I designed and built the front-end experience around flexible searching and lightweight mode switching, so visitors could move between resource types without needing to understand the site’s data model.
User Scenarios
- A visitor remembers that a VegFest happens in March, but not the event name.
- Someone searches for
UKand expects to see results from the United Kingdom, England, or GB. - A traveler wants to find animal sanctuaries by region rather than by exact name.
- A supporter wants to browse advocacy projects and quickly understand which organizations to visit.
- An event listing has an uncertain date, so the interface needs to show TBD without burying it.
Product Decisions
Flexible query handling. Search supports month names, month numbers, location synonyms, and region matching because real users rarely search with clean database terms.
Mode switching over separate pages. The ResourceToggle lets users switch between VegFest and sanctuary discovery without losing the sense that both are part of the same resource system.
Temporal result states. VegFest results are categorized into upcoming, TBD, and past events so uncertainty is visible instead of hidden.
Motion as feedback. Framer Motion supports mode changes, staggered cards, and hover states. The goal was not decoration; it was helping the interface feel responsive and alive while users browse.
Interaction Details
The search system handles complex date formats, month aliases, region matching, and location synonyms. It also persists search preferences locally so users can return to a familiar query state.

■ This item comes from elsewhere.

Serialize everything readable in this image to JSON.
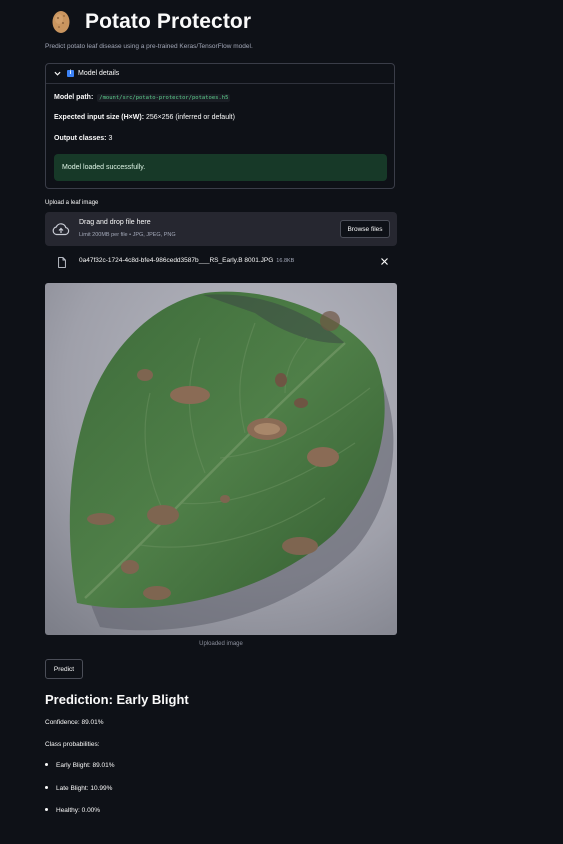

The featured projects grid gives advocacy organizations a more editorial surface. Each card uses staggered entry, hover states, and multiple calls to action so the browsing experience stays mission-forward without feeling like a dense database.
Outcome And Learning
VegAvengers is a useful supporting case because it shows product design in a public, mission-driven context. The strongest lesson was that search quality is not only about algorithms. It is about anticipating how people remember places, dates, organizations, and causes when they do not have perfect information.
If I expanded the case study further, I would add usage data around the most common queries, no-result searches, and which resource mode drives the most engagement.